Il est néanmoins judicieux d’étudier les ouvriers dans leur ensemble pour deux raisons. D’une part, ils présentent des traits communs et originaux. Le travail est le creuset d’une identité ouvrière. Au travail, les ouvriers forgent des pratiques et des valeurs : le travail qualifié nourrit l’exaltation du métier ; l’élasticité du temps de travail, la plasticité de l’espace de travail, la maîtrise du processus de production nourrissent l’attachement à l’autonomie ; la qualification et l’autonomie fondent la fierté. Toutefois, il faut préciser que des modalités similaires de construction de l’identité au travail ne donnent pas nécessairement naissance à une conscience collective car l’exaltation de la qualification suscite le sentiment d’appartenir à un métier.

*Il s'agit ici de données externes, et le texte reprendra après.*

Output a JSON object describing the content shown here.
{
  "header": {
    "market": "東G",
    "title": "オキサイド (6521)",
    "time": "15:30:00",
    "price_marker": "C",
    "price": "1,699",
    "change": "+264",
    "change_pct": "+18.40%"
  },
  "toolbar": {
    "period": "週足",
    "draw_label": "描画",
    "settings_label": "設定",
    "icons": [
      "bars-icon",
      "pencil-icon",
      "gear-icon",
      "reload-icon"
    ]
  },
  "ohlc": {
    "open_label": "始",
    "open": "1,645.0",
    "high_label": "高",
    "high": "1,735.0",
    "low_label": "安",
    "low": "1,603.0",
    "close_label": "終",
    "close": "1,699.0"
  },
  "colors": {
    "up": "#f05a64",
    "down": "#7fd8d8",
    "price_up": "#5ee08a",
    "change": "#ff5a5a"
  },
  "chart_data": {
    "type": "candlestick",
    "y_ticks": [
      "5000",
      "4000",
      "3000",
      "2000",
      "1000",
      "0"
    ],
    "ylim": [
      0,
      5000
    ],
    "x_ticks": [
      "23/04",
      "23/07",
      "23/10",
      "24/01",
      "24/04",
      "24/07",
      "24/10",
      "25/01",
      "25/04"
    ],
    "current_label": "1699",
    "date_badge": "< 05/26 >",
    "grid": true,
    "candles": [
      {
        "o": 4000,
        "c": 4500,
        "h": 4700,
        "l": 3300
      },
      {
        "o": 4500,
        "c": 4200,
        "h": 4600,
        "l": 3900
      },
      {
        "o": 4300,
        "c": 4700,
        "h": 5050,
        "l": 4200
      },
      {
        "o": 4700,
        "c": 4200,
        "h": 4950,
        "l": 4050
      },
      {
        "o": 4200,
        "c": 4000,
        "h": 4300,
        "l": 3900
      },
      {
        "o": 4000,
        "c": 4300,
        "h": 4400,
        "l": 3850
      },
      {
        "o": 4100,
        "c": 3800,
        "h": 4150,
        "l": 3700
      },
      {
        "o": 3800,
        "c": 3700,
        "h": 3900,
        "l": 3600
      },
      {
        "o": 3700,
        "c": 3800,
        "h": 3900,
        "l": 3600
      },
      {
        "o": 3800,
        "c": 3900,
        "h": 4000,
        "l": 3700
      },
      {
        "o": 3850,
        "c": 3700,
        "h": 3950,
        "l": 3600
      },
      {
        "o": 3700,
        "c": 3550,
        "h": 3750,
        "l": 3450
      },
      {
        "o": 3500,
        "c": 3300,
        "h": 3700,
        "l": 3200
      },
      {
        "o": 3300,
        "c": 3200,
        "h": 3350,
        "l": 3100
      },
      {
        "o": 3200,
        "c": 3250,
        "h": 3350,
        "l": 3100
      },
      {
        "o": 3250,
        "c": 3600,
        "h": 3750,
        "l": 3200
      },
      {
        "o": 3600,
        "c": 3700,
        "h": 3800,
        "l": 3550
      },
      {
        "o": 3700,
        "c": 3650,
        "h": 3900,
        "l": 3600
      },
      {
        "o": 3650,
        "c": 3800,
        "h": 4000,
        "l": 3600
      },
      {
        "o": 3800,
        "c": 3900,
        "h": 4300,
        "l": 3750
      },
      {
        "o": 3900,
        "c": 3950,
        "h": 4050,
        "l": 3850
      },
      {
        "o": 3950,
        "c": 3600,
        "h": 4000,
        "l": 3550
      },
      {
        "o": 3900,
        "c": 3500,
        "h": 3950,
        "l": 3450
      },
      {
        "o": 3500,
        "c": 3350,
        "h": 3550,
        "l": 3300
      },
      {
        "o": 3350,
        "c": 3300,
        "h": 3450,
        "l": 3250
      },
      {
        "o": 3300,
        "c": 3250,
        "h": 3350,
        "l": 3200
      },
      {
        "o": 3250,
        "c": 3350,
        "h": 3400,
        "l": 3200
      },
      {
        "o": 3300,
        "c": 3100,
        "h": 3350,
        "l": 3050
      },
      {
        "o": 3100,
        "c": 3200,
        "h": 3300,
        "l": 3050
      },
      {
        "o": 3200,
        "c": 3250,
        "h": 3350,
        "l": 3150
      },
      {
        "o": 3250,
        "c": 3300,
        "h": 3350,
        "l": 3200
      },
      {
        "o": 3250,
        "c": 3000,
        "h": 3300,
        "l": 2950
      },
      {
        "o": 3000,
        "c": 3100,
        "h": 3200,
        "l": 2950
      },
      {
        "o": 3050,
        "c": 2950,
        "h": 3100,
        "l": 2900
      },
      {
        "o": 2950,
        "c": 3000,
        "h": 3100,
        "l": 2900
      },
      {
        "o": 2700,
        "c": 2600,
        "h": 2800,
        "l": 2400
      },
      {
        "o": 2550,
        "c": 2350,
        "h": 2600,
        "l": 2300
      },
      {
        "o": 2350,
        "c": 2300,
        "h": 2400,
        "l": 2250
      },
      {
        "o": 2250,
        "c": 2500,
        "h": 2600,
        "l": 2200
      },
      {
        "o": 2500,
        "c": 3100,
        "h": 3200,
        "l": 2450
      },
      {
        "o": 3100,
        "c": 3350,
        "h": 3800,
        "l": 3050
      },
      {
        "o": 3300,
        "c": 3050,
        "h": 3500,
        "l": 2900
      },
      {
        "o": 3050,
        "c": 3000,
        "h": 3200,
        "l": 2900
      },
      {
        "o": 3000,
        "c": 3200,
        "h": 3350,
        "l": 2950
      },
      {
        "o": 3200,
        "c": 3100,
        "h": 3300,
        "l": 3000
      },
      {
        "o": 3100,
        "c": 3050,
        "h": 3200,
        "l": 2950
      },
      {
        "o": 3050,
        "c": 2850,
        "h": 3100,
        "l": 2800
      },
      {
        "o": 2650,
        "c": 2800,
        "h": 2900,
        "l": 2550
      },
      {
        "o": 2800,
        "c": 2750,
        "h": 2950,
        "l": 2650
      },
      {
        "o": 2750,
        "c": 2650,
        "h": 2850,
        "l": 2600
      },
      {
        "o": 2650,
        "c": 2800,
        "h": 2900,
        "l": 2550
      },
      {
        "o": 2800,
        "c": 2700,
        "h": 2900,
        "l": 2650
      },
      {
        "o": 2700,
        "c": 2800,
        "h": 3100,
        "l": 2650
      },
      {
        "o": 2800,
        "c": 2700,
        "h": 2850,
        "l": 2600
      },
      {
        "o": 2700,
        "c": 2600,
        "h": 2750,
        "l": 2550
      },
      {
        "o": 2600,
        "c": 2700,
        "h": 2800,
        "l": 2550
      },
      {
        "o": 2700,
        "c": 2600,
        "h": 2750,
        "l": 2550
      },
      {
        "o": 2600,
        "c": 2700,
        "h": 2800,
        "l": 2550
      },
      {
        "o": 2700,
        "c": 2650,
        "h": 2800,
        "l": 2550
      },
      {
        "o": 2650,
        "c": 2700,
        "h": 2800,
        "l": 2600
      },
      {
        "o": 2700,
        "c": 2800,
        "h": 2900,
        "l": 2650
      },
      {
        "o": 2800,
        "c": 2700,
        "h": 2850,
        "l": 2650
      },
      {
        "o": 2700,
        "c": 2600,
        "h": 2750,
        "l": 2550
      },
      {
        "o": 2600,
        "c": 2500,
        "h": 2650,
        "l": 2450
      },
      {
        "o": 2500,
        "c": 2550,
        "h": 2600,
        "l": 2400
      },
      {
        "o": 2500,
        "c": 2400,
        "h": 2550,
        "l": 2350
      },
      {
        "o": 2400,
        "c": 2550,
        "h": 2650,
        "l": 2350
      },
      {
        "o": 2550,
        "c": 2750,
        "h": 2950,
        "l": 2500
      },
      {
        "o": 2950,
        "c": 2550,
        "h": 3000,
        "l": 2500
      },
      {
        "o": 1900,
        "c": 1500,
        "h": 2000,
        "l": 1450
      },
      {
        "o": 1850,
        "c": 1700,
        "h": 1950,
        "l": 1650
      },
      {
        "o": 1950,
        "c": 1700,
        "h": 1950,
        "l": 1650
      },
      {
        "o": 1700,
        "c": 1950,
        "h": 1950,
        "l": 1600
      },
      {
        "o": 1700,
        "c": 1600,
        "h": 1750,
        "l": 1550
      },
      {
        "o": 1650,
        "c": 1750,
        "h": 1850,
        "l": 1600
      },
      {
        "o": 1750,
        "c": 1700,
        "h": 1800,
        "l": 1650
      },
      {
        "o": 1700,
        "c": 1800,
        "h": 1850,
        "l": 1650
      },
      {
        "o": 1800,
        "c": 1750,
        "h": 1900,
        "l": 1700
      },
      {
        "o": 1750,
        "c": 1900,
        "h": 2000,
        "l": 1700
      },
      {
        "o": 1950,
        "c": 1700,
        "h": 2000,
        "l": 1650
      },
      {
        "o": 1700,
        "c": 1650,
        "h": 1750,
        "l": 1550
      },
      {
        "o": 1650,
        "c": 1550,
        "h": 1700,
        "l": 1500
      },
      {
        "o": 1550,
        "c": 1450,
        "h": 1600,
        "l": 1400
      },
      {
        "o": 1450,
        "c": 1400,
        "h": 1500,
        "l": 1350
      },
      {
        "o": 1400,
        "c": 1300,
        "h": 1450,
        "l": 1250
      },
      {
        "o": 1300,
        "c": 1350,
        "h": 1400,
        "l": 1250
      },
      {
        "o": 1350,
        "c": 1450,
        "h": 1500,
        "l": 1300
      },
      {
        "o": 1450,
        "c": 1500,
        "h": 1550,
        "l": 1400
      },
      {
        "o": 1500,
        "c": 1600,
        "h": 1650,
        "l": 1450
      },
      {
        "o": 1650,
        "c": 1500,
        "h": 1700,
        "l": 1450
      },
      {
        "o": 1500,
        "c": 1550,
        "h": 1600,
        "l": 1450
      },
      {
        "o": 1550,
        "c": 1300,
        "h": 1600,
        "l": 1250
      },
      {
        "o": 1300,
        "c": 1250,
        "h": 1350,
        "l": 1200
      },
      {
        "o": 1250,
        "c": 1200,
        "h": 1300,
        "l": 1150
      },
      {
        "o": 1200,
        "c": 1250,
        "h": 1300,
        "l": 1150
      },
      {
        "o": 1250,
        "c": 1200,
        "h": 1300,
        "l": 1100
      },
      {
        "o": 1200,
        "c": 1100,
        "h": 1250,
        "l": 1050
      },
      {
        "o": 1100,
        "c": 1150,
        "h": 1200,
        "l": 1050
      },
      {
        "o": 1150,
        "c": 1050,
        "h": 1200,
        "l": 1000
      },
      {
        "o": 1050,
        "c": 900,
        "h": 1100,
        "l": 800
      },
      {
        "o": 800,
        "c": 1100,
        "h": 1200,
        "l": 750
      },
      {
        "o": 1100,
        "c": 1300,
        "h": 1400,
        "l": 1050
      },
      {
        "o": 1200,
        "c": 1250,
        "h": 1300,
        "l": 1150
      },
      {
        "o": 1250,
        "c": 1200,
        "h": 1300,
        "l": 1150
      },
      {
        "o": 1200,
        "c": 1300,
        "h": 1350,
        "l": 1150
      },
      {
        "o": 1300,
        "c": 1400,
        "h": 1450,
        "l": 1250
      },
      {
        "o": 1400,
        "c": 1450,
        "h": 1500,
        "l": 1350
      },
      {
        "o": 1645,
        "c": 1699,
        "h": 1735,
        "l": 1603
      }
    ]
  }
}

Fiers de leur savoir-faire, menuisiers, verriers, maçons … développent un sentiment comparable : ils se sentent tous appartenir à un métier, mais chacun à son métier.
D’autre part, les ouvriers partagent au travail une série d’expériences : l’industrialisation, les bouleversements des Lumières et la Révolution française. Mais, pas plus que l’identité comparable forgée au travail ne donne automatiquement naissance à une conscience collective, ces expériences partagées ne suscitent une telle conscience. En effet, les ouvriers ne constituent pas un « matériau humain brut », selon la formule d’E.P. Thompson dans son livre sur La formation de la classe ouvrière anglaise, qui constitue une référence fondamentale pour l’histoire ouvrière actuelle (1). Ils vivent les mutations du XVIIIe et du XIXe siècle pour partie en fonction de leur identité préexistante. Ainsi, leur conscience professionnelle se trouve cristallisée par des organisations professionnelles, dont le renforcement, inhérent à la montée des tensions qui accompagne l’industrialisation, peut entretenir les césures entre métiers ou entre les ouvriers qualifiés et les autres, notamment les femmes. Par ailleurs, les ouvriers participent aux mobilisations populaires générales de la Révolution française et développent alors la conviction de posséder des droits civiques. Ainsi réapparaissent des identités plurielles, sous des formes nouvelles.
Si l’invention d’une conscience collective ouvrière n’est nullement évidente, l’identité ouvrière n’est pas pour autant figée. Bien au contraire, les ouvriers sont des acteurs des transformations à l’œuvre et leur identité s’enrichit. Ils élaborent des stratégies et cultivent des aspirations, et contribuent ainsi au développement de ces transformations au même titre que les autres protagonistes sociaux. De plus, celles-ci sont des processus originaux et complexes, forgées précisément par les rapports entre les différents acteurs sociaux.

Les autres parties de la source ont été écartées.